Kemarin Jokowi juga membahas secara khusus sejumlah pembangkit listrik dengan energi baru terbarukan. Secara khusus, Jokowi menghadirkan Wali Kota Surabaya Tri Rismaharini dan Wali Kota Bandung Ridwan Kamil. Risma dihadirkan karena Surabaya memiliki pembangkit listrik tenaga sampah di TPA Benowo yang berjalan sejak 2015.
Setelah rapat, Risma menyampaikan bahwa dirinya memaparkan kondisi PLTSA Benowo. Harga jual listrik yang dihasilkan PLTSA Benowo ke PLN hanya sekitar USD 9 sen per kwh. Padahal, di Solo, pemda setempat meminta agar PLN menghargai listriknya USD 17 sen per kwh. ’’Aku juga minta sama seperti itu (Solo, Red.) supaya tipping fee (anggaran pengelolaan sampah, Red) ke daerah juga turun,’’ tuturnya.

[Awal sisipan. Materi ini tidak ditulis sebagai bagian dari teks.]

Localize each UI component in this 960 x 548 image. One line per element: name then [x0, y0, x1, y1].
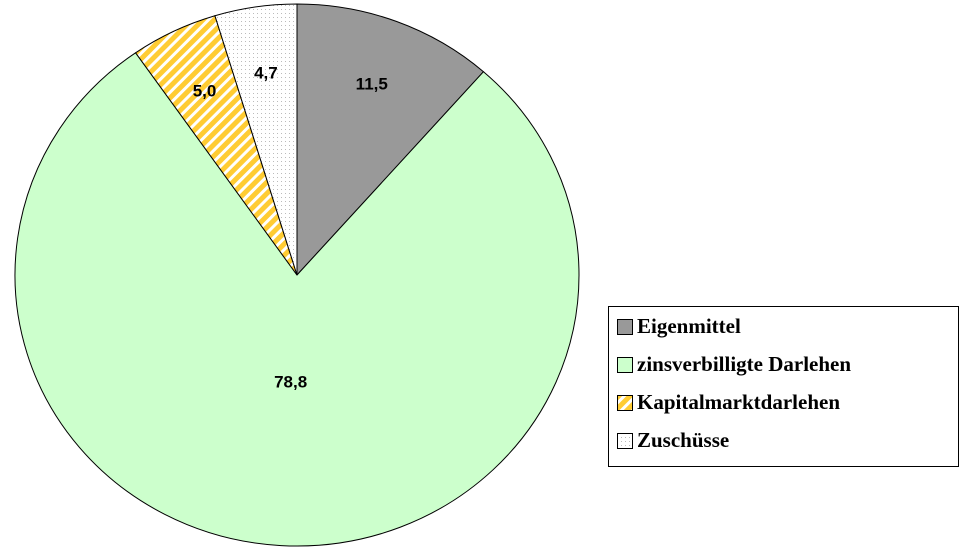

Selama ini kekurangan pembayaran listrik ditalangi kas daerah. Tahun ini saja, anggaran di APBD Surabaya untuk tipping fee PLTSA Benowo Rp98 miliar. ’’Kalau harga di PLN menyesuaikan, nanti kami juga menurunkan tipping fee,’’ lanjut Risma.

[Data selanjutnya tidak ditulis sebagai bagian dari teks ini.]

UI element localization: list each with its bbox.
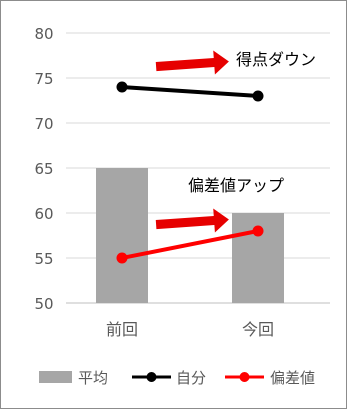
deviation-up-arrow	[155, 208, 229, 233]
y-tick-label: 65	[34, 160, 53, 178]
score-down-annotation: 得点ダウン	[236, 50, 316, 69]
deviation-up-arrow-shape	[155, 208, 229, 233]
deviation-line	[120, 229, 260, 260]
legend-self-label: 自分	[176, 369, 206, 387]
y-tick-label: 75	[34, 70, 53, 88]
avg-bar-1	[96, 168, 148, 303]
legend-deviation-label: 偏差値	[270, 369, 315, 387]
score-down-arrow-shape	[155, 50, 229, 75]
deviation-point-2	[252, 225, 264, 237]
deviation-up-annotation: 偏差値アップ	[188, 176, 284, 195]
y-tick-label: 80	[34, 25, 53, 43]
x-category-label-1: 前回	[106, 320, 138, 339]
y-tick-label: 50	[34, 295, 53, 313]
legend-self-marker	[146, 372, 157, 382]
self-score-line	[120, 85, 260, 98]
y-tick-label: 70	[34, 115, 53, 133]
legend-avg-swatch	[39, 371, 72, 383]
x-category-label-2: 今回	[242, 320, 274, 339]
y-tick-label: 55	[34, 250, 53, 268]
legend-deviation-marker	[239, 372, 250, 382]
score-down-arrow	[155, 50, 229, 75]
legend-avg-label: 平均	[78, 369, 108, 387]
deviation-point-1	[116, 252, 128, 264]
self-score-point-1	[116, 81, 128, 93]
self-score-point-2	[252, 90, 264, 102]
y-tick-label: 60	[34, 205, 53, 223]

Dirut PLN Sofyan Basir memastikan PLN terus bekerja keras untuk mewujudkan megaproyek kelistrikan 35 ribu mw. Dia menyebutkan, sampai saat ini, proyek yang sudah financial close mencapai 5 ribu mw, sedangkan progres pembangkitan mencapai 41 persen.
’’Belum ada yang COD. Masih dalam proses pembangunan,’’ tuturnya.
Sementara itu, mantan dirut BRI tersebut menyebutkan, transmisi sudah selesai 48 persen. Realisasi proyek itu dinilai cukup besar karena butuh pembebasan lahan pembangunan tapak pondasi. Di sisi lain, pemasangan kabel tidak termasuk pekerjaan yang memakan waktu lama.
Menteri ESDM Ignasius Jonan mengaku tidak yakin proyek kelistrikan 35 ribu mw bisa selesai tepat waktu. Dia mengaku telah membicarakan rendahnya peluang realisasi tersebut dengan presiden. ’’Saya bilang (proyek yang bisa terbangun, Red) under 18 ribu mw,’’ katanya.
Jonan menilai selesai separo dalam waktu lima tahun sudah bagus. Salah satu penghambat adalah waktu perizinan. Dia meminta Ditjen Ketenagalistrikan mempercepat proses. Bahkan, kalau PLN tidak sanggup, proyek akan dialihkan ke swasta.